Actually, Ball claimed, “She said, ‘You just go away and nobody will think any more about it’, which fuelled the belief that I thought it was a hoax.”

“At the time I thought it wasn’t Princess Anne in the car,” he recalls. “She didn’t look like Princess Anne. “The personality was nothing like Princess Anne.”

In a 1980 interview with British talk show host Michael Parkinson, Princess Anne spoke about her refusal to budge. “We had a sort of discussion about where or not we were going to go,” she deadpanned.

Ultimately, it was a passerby named Ronnie Russell, not Anne or her first husband, Captain Mark Phillips (who was also in the car during the attempted kidnapping), who stopped Ball in 1974.

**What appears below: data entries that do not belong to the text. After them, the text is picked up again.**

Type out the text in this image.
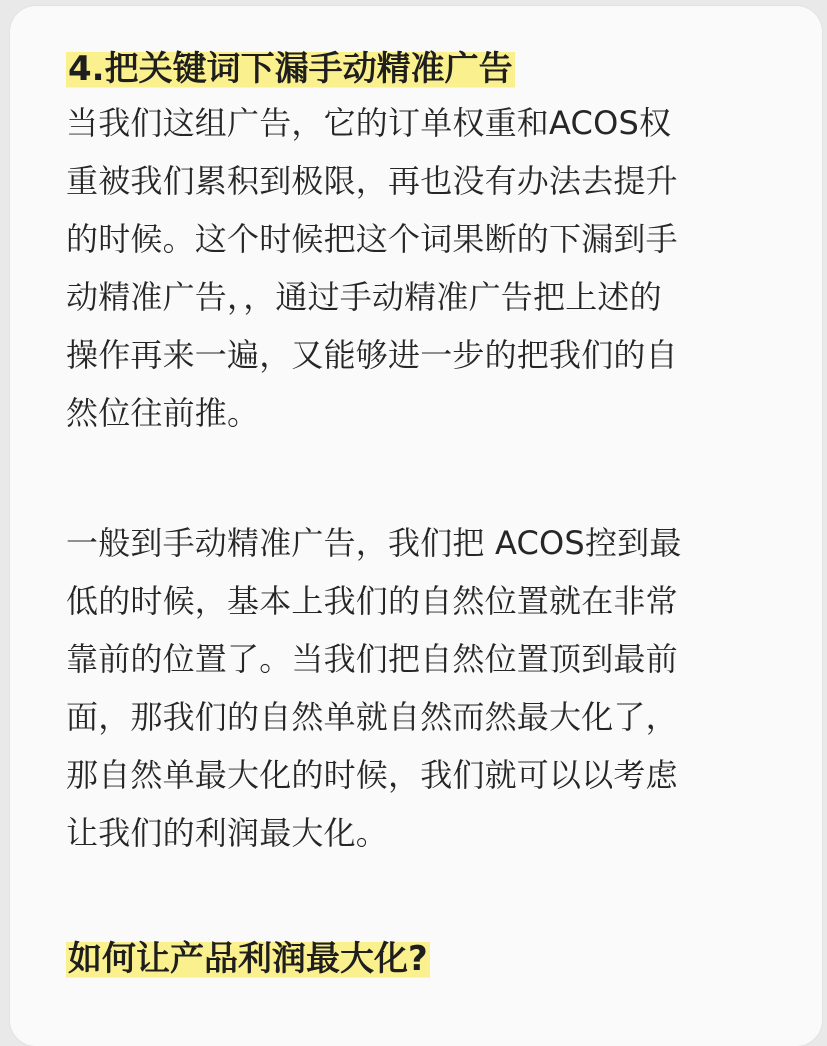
4.把关键词下漏手动精准广告

当我们这组广告，它的订单权重和ACOS权
重被我们累积到极限，再也没有办法去提升
的时候。这个时候把这个词果断的下漏到手
动精准广告，，通过手动精准广告把上述的
操作再来一遍，又能够进一步的把我们的自
然位往前推。

一般到手动精准广告，我们把 ACOS控到最
低的时候，基本上我们的自然位置就在非常
靠前的位置了。当我们把自然位置顶到最前
面，那我们的自然单就自然而然最大化了，
那自然单最大化的时候，我们就可以以考虑
让我们的利润最大化。

如何让产品利润最大化?
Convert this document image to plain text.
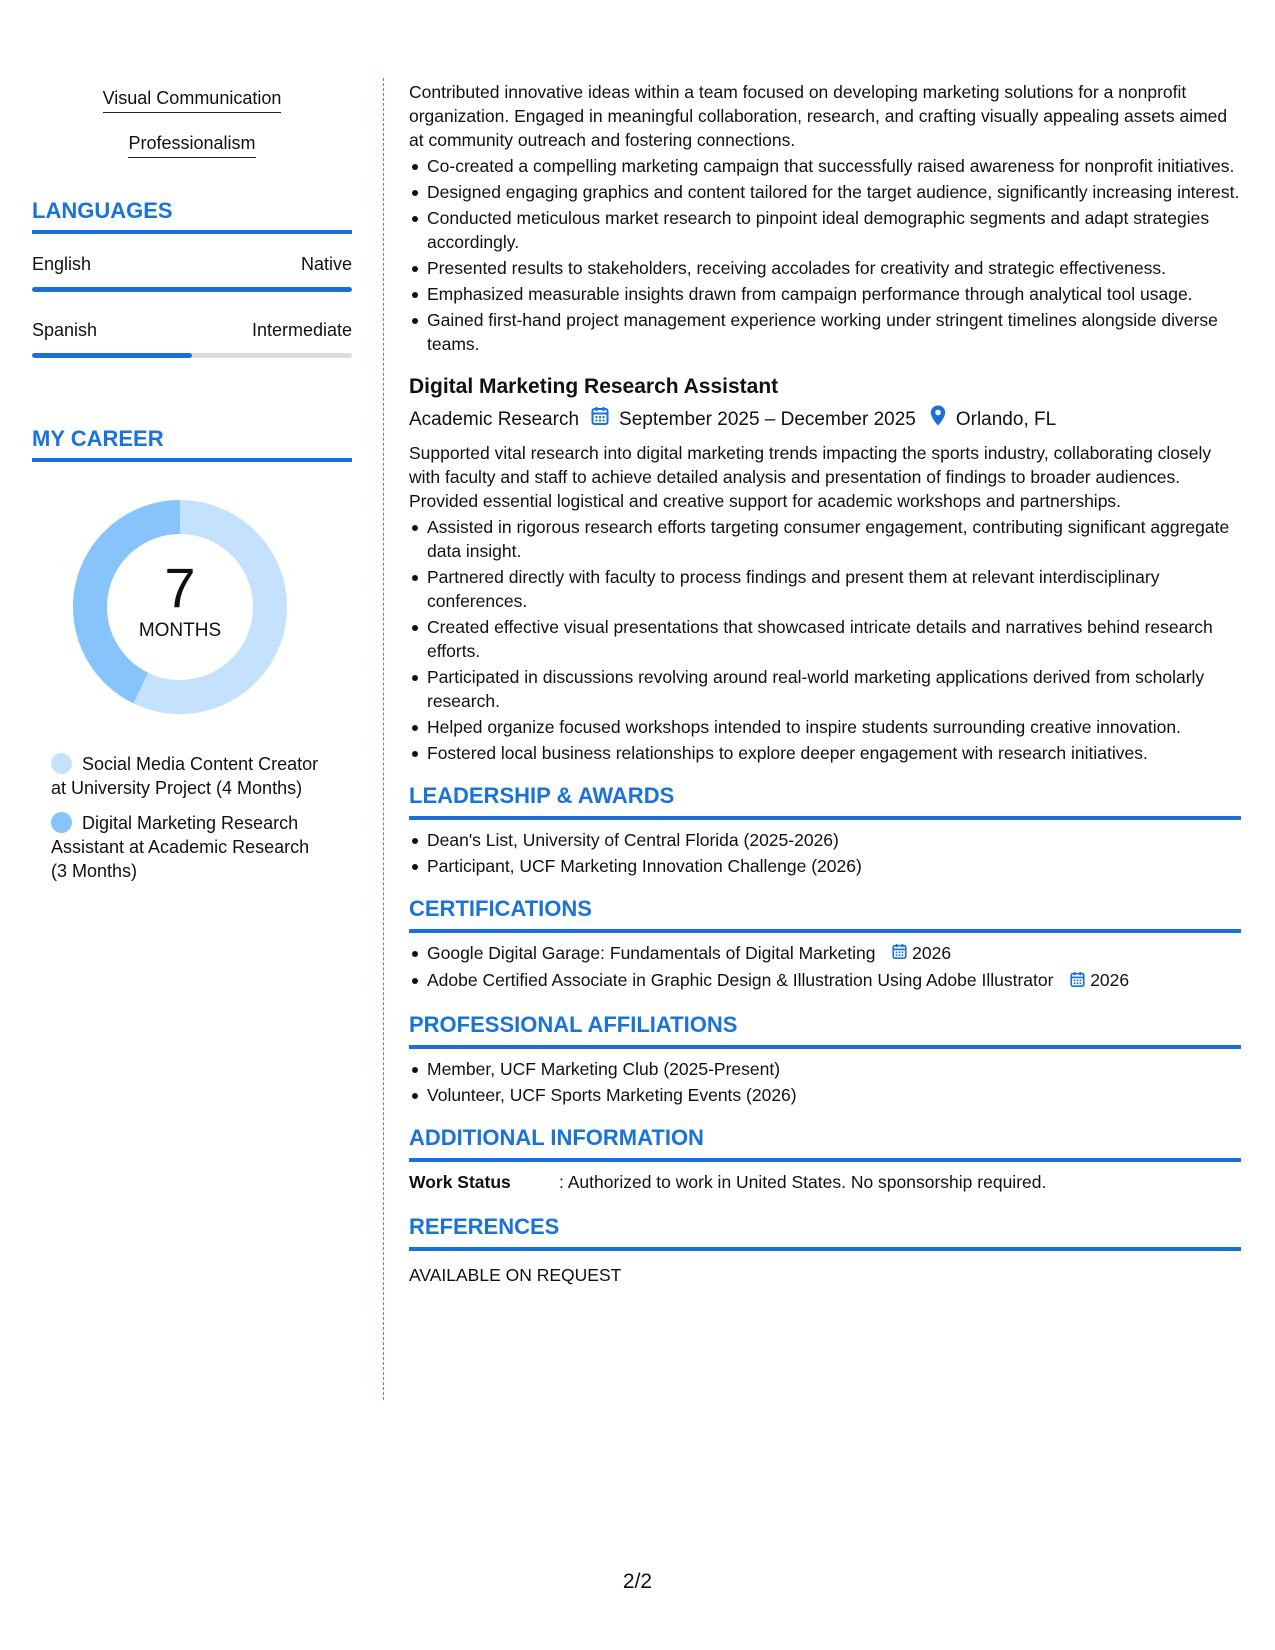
Visual Communication
Professionalism
LANGUAGES
English	Native
Spanish	Intermediate
MY CAREER
7
MONTHS
Social Media Content Creator at University Project (4 Months)
Digital Marketing Research Assistant at Academic Research (3 Months)

Contributed innovative ideas within a team focused on developing marketing solutions for a nonprofit organization. Engaged in meaningful collaboration, research, and crafting visually appealing assets aimed at community outreach and fostering connections.

Co-created a compelling marketing campaign that successfully raised awareness for nonprofit initiatives.
Designed engaging graphics and content tailored for the target audience, significantly increasing interest.
Conducted meticulous market research to pinpoint ideal demographic segments and adapt strategies accordingly.
Presented results to stakeholders, receiving accolades for creativity and strategic effectiveness.
Emphasized measurable insights drawn from campaign performance through analytical tool usage.
Gained first-hand project management experience working under stringent timelines alongside diverse teams.
Digital Marketing Research Assistant
Academic Research September 2025 – December 2025 Orlando, FL

Supported vital research into digital marketing trends impacting the sports industry, collaborating closely with faculty and staff to achieve detailed analysis and presentation of findings to broader audiences. Provided essential logistical and creative support for academic workshops and partnerships.

Assisted in rigorous research efforts targeting consumer engagement, contributing significant aggregate data insight.
Partnered directly with faculty to process findings and present them at relevant interdisciplinary conferences.
Created effective visual presentations that showcased intricate details and narratives behind research efforts.
Participated in discussions revolving around real-world marketing applications derived from scholarly research.
Helped organize focused workshops intended to inspire students surrounding creative innovation.
Fostered local business relationships to explore deeper engagement with research initiatives.
LEADERSHIP & AWARDS
Dean's List, University of Central Florida (2025-2026)
Participant, UCF Marketing Innovation Challenge (2026)
CERTIFICATIONS
Google Digital Garage: Fundamentals of Digital Marketing 2026
Adobe Certified Associate in Graphic Design & Illustration Using Adobe Illustrator 2026
PROFESSIONAL AFFILIATIONS
Member, UCF Marketing Club (2025-Present)
Volunteer, UCF Sports Marketing Events (2026)
ADDITIONAL INFORMATION
Work Status	: Authorized to work in United States. No sponsorship required.
REFERENCES
AVAILABLE ON REQUEST
2/2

Russell punched Ball in the head several times before tackling him to the ground. Ball fled the scene, but was apprehended by a nearby police officer shortly after.

Queen Elizabeth later awarded Beaton the George’s Cross, Britain’s highest civilian award for gallantry, for his role in saving her daughter’s life, as well as honors to Callender and the other police officers and bystanders who intervened.